Il primo importante documento sul fenomeno è You Have Seen Their Faces, il libro che Margaret Bourke-White realizza nel 1937 con lo scrittore Erskine Caldwell, suo marito. La grande fotografa – che fa parte dello staff di  «Fortune», dove qualche anno prima aveva pubblicato un reportage sulla siccità nelle grandi pianure, e nel ’36 passa  a «Life» – coglie con singolare sensibilità gli interni delle baracche dell’Arkansas tappezzati di vecchi giornali per proteggersi dal freddo in cui vivono ragazzi mal nutriti e ammalati. In una baracca incontra Begonia che ha una gemella: vanno a scuola a giorni alterni perché hanno una sola giacca e un unico paio di scarpe. Sulla parete dietro alla ragazzina si vede la pubblicità di centinaia di scarpe, giacche e cappotti, niente di reale da poter essere utilizzato per andare a scuola.

Nell’ottobre 1936 John Steinbeck scrive sette polemici articoli, dedicati alla drammatica condizione dei contadini dell’Oklahoma, sul  «The San Francisco News» con il fotografo Horace Bristol di  «Life» che due anni dopo diventa il libro Their Blood Is Strong, con in copertina la fotografia Okie Mother and Child in California di Dorothea Lange, in cui una giovane madre allatta il figlio sotto la tenda di un accampamento. Il reportage, che precede l’uscita del romanzo sarà ripubblicato solo negli anni ottanta con il titolo The Harvest Gypsies e il sottotitolo On the Road to the Grapes of Wrath.

Già nel 1935 Dorothea Lange viene chiamata con Walker Evans e altri fotografi, pittori, scrittori, ricercatori, a far parte della Farm Security Administration voluta dal presidente Roosevelt per documentare «Quel terzo mal nutrito, mal vestito e male alloggiato» che costituisce la popolazione degli stati agricoli del centro e del sud colpita dal dramma della siccità e della recessione economica. L’America comincia a guardarsi dentro, scopre l’importanza della documentazione, inizia a rinnovarsi superando gli schermi dell’ipocrisia che tendono a ignorare i gravi problemi del paese.

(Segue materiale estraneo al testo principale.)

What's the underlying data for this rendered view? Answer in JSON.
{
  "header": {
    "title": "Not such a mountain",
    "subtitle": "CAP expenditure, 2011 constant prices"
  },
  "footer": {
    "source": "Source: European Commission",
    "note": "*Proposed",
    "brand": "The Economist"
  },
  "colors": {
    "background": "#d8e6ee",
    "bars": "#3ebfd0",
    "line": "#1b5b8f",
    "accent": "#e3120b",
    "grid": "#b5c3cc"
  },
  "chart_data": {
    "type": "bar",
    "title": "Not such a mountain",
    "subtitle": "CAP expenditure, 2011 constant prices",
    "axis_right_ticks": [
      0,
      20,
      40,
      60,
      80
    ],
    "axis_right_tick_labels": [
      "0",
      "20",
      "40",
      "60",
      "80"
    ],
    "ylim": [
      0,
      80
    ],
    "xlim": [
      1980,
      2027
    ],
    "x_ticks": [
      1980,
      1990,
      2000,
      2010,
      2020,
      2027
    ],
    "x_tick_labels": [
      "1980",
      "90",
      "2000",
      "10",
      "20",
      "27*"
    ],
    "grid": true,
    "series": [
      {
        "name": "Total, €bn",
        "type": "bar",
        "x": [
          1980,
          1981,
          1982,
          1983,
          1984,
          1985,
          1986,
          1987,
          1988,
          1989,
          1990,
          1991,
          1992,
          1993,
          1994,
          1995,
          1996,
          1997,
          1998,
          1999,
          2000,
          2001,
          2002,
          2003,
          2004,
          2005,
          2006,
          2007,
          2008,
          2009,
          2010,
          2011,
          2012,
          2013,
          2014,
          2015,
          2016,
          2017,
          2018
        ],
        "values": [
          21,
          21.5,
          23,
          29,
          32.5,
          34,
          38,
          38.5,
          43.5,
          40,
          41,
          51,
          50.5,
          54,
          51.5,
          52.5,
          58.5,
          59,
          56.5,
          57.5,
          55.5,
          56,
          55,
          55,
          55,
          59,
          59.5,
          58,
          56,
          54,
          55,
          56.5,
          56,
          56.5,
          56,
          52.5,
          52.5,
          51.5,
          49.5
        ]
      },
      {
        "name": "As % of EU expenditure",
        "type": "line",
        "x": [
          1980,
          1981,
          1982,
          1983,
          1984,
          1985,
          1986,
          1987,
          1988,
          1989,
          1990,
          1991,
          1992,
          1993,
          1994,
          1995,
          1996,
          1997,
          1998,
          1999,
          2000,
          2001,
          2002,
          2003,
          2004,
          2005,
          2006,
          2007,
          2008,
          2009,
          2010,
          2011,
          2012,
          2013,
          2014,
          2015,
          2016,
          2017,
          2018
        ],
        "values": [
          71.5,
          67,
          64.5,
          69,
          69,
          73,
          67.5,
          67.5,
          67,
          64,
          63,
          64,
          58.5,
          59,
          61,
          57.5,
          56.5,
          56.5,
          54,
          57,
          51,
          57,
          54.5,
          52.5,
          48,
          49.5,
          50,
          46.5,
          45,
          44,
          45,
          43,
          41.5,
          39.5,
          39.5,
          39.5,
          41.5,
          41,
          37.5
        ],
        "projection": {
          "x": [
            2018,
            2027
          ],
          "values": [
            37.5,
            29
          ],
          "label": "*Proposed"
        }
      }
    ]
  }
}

Dorothea lavora spesso con il marito Paul Taylor sociologo a Berkeley, gira per la California, avvicina gli migranti, i senza tetto, i neri, i messicani. La foto che scatta nel ’36 diventa l’emblema della Farm. La Migrant Mother si trova nel campo rifugiati di raccoglitori di Nipomo, California. Come sempre il punto di vista della fotografa dal basso verso l’alto sottolinea il volto bianco segnato di rughe della giovane madre.

Seduta, le stanno accanto quasi a continuazione del suo corpo i tre figli. Il più piccolo dorme abbandonato sulle ginocchia. I due più grandi, appoggiati alla madre si nascondono, uno mettendo il viso dietro la sua spalla, l’altra chinando il capo sulle braccia. L’immagine è morbida, i bianchi e i neri si stemperano gli uni negli altri quasi a carezzare il gruppo dolente di un nuovo calvaire.

Le foto di Dorothea sembrano avere la necessità della mancanza. L’acqua non può pulire la sporcizia dei volti dei bambini, non può scacciare le mosche. I visi sono disidratati, le immagini sono scavate. Ma non ritraggono una miseria disperata, piuttosto la dignità e l’orgoglio di chi non vuole arrendersi. Se la madre di Nipomo è tra le sue foto più emblematiche, le carovane di auto traballanti sotto carichi impossibili di bagagli, passeggeri, masserizie, neonati, cani, e gli uomini solitari che percorrono a piedi la Route 66 sono passati direttamente alle pagine di Furore, e dal romanzo di Steinbeck al film di Ford.